Hugh Montgomery

Personal information
- Full name: Hugh Ferguson Montgomery
- Born: 6 May 1880 Umbala, Haryana, British India
- Died: 10 December 1920 (aged 40) Bray, County Wicklow, Ireland
- Batting: Right-handed
- Bowling: Unknown
- Role: Batsman

Domestic team information
- 1901–09: Somerset
- 1907–1908: Marylebone Cricket Club (MCC)
- First-class debut: 13 June 1901 Somerset v South Africans
- Last First-class: 31 May 1912 Royal Navy v The Army

Career statistics
| Competition | First-class |
| Matches | 17 |
| Runs scored | 416 |
| Batting average | 13.86 |
| 100s/50s | –/1 |
| Top score | 50 |
| Balls bowled | 456 |
| Wickets | 5 |
| Bowling average | 53.40 |
| 5 wickets in innings | – |
| 10 wickets in match | – |
| Best bowling | 2/17 |
| Catches/stumpings | 10/– |
- Source: CricketArchive, 28 January 2011

= Hugh Montgomery (Royal Marines officer) =

British first-class cricketer and Royal Marine Light Infantry officer

Lieutenant-Colonel Hugh Ferguson Montgomery (6 May 1880 – 10 December 1920) was a British first-class cricketer and Royal Marine Light Infantry officer. Montgomery was born in India and was a cousin of Field Marshal Montgomery. He died as a result of wounds he sustained in the Bloody Sunday assassination of high-ranking British intelligence officers by the Irish Republican Army in the Irish War of Independence.

==Cricket career==
Montgomery played first-class cricket for Somerset County Cricket Club between 1901 and 1909. He also played a few matches for the Marylebone Cricket Club and one each for the Royal Navy cricket team and a "Gentlemen of England" team; he played in other non-first-class matches for both MCC and the Navy sides.

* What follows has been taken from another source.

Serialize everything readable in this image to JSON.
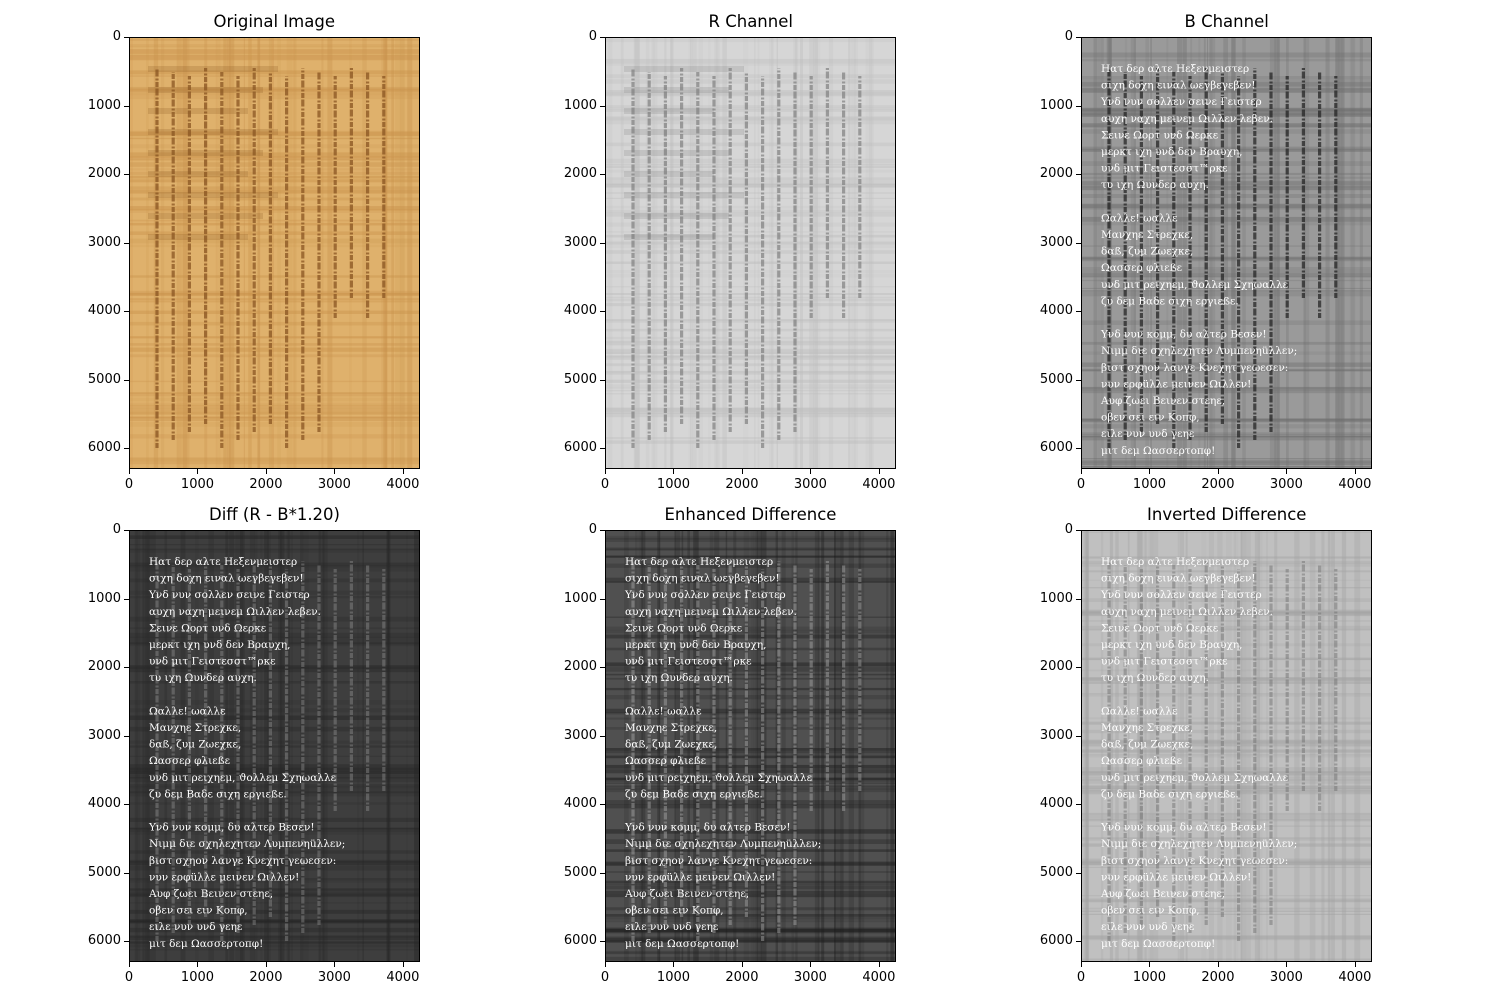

Montgomery was a middle-order right-handed batsman and an occasional bowler whose bowling style is not known. He was educated at Marlborough College where he played in the annual match at Lord's against Rugby School in both 1897 and 1898. He made his first-class debut in two matches for Somerset in 1901. In the first, against the South Africans he made 1 and 0. He did marginally better a few weeks later with scores of 7 and 8 in the match against Gloucestershire County Cricket Club. He then made irregular appearances for Somerset until 1909, playing more than a couple of matches only in the 1904 season. In this year he made his only score of 50, reaching that exact score when opening the second innings as Somerset lost heavily to Sussex County Cricket Club. It was in 1904 as well that he took his only first-class wickets, five in all, with a best return of two for 17 against Hampshire County Cricket Club.

As well as playing odd games for Somerset, he also appeared in most seasons in a couple of matches for MCC, though none of these matches were first-class until 1907. Similarly, he played for the Royal Navy cricket team against the British Army cricket team from 1908, but the only first-class match in this series he played in was his last first-class match in 1912.

==Military career==
Montgomery served with the Royal Navy but by 1916 during the First World War he was seconded to the General Staff as a brevet Major serving in the Royal Marine Light Infantry at the Admiralty. In 1917 he was promoted to be a temporary lieutenant-colonel and the citation in the London Gazette records that he has by this time been awarded the Distinguished Service Order medal. His Commonwealth War Graves Commission citation says that he was mentioned in despatches six times.

==Death==
In 1920, Montgomery was seconded to the British Army Intelligence Corps in Dublin during the Irish War of Independence. He was part of the Cairo Gang, a group of British spymasters whose deaths were ordered by Michael Collins as part of Bloody Sunday. On 21 November 1920, Collins' Twelve Apostles entered Montgomery's lodgings at 28 Pembroke Street and shot him. Montgomery died of his wounds almost three weeks later. He was buried with full military honours at Brompton Cemetery.